Le Conseil constitutionnel, par sa décision n° 2021-918 QPC du 18 juin 2021, examine la constitutionnalité de l’article 495-11-1 du code de procédure pénale. Cette disposition précise les conditions du refus d’homologation dans la procédure de comparution sur reconnaissance préalable de culpabilité. Un justiciable a formé une question prioritaire de constitutionnalité à l’occasion d’un litige relatif à des délits correctionnels. La Chambre criminelle de la Cour de cassation, par l’arrêt n° 574 du 7 avril 2021, a transmis ce grief à la haute juridiction. Le requérant dénonçait l’absence de recours juridictionnel contre la décision de refus d’homologation prise par le président du tribunal. Il invoquait une violation du droit au recours effectif ainsi qu’une méconnaissance flagrante des droits de la défense garantis par la Constitution. La question posée portait sur la conformité de ce silence législatif aux exigences de l’article 16 de la Déclaration de 1789. Le Conseil constitutionnel a déclaré les termes contestés conformes à la Constitution, écartant l’ensemble des critiques formulées par les parties.
I. L’affirmation du caractère discrétionnaire de la procédure de reconnaissance de culpabilité
A. L’absence de droit subjectif au bénéfice du jugement simplifié
La haute juridiction rappelle que la comparution sur reconnaissance préalable de culpabilité constitue une modalité facultative d’exercice de l’action publique. Le procureur de la République décide librement de mettre en œuvre cette procédure simplifiée, sous réserve de la reconnaissance des faits par le prévenu. Les sages précisent que l’intéressé « ne dispose pas d’un droit à être jugée selon cette procédure alors même qu’elle a reconnu les faits ». Cette absence de droit acquis rend impossible toute contestation sérieuse du refus opposé par le magistrat du siège lors de l’audience d’homologation. Le juge conserve un pouvoir d’appréciation souverain sur l’opportunité de valider la peine proposée au regard de la nature des faits reprochés.
B. La neutralité juridique de la décision de refus d’homologation
L’ordonnance de refus d’homologation ne tranche pas le fond de l’accusation et ne prononce aucune condamnation pénale contre l’individu poursuivi. Le Conseil constitutionnel souligne que cet acte a pour unique conséquence le retour du dossier vers les circuits de poursuite du droit commun. Il indique que le parquet « saisit, dans les conditions de droit commun, le tribunal correctionnel ou requiert l’ouverture une information judiciaire ». Cette orientation procédurale garantit au justiciable l’accès ultérieur à une juridiction de jugement statuant dans le respect de la contradiction. L’absence de recours immédiat contre le refus d’homologation ne prive donc pas la personne d’un examen effectif de sa cause par un juge.
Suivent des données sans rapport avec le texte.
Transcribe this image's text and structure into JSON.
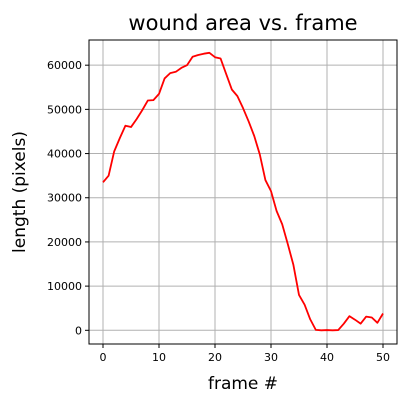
{
  "chart_data": {
    "type": "line",
    "title": "wound area vs. frame",
    "xlabel": "frame #",
    "ylabel": "length (pixels)",
    "xlim": [
      -2.5,
      52.5
    ],
    "ylim": [
      -3100,
      65700
    ],
    "grid": true,
    "xticks": [
      0,
      10,
      20,
      30,
      40,
      50
    ],
    "yticks": [
      0,
      10000,
      20000,
      30000,
      40000,
      50000,
      60000
    ],
    "series": [
      {
        "color": "#ff0000",
        "x": [
          0,
          1,
          2,
          3,
          4,
          5,
          6,
          7,
          8,
          9,
          10,
          11,
          12,
          13,
          14,
          15,
          16,
          17,
          18,
          19,
          20,
          21,
          22,
          23,
          24,
          25,
          26,
          27,
          28,
          29,
          30,
          31,
          32,
          33,
          34,
          35,
          36,
          37,
          38,
          39,
          40,
          41,
          42,
          43,
          44,
          45,
          46,
          47,
          48,
          49,
          50
        ],
        "values": [
          33500,
          35000,
          40500,
          43500,
          46300,
          46000,
          47800,
          49800,
          52000,
          52100,
          53500,
          57000,
          58200,
          58500,
          59400,
          60000,
          61900,
          62300,
          62600,
          62800,
          61800,
          61500,
          58000,
          54500,
          53000,
          50300,
          47300,
          44000,
          39800,
          34000,
          31500,
          27000,
          24000,
          19500,
          14800,
          8000,
          5800,
          2500,
          100,
          0,
          50,
          0,
          50,
          1500,
          3200,
          2400,
          1500,
          3100,
          2900,
          1700,
          3800
        ]
      }
    ]
  }
}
II. La sauvegarde des garanties fondamentales par l’étanchéité des procédures
A. La préservation du droit à un recours juridictionnel effectif
Le Conseil constitutionnel écarte le grief tiré de la violation de l’article 16 de la Déclaration des droits de l’homme et du citoyen. L’absence de voie de recours contre le refus d’homologation est jugée compatible avec les exigences constitutionnelles car la procédure ne s’éteint pas. Le Conseil conclut que « l’absence de voie de recours permettant de remettre en cause la décision de refus d’homologation ne méconnaît pas le droit à un recours juridictionnel effectif ». Cette solution se justifie par la possibilité constante pour le prévenu de discuter les charges devant le tribunal correctionnel lors de l’audience ordinaire. L’équilibre entre l’efficacité de la justice pénale et la protection des droits individuels se trouve maintenu par le renvoi au droit commun.
B. La garantie du respect des droits de la défense par l’exclusion des preuves
Le juge constitutionnel vérifie que l’échec de la procédure simplifiée ne préjudicie pas à la défense de l’individu lors du procès ultérieur. La confidentialité des déclarations faites durant la phase de négociation est assurée par des mécanismes d’étanchéité stricts prévus par la loi pénale. Le Conseil note que « le procès-verbal de la procédure ne peut être transmis à la juridiction d’instruction ou de jugement » après un refus. Cette interdiction empêche le ministère public d’utiliser la reconnaissance de culpabilité initiale comme un élément de preuve accablant devant la juridiction correctionnelle. Les garanties sont préservées puisque « les dispositions contestées ne portent pas atteinte au respect des droits de la défense » selon le juge constitutionnel.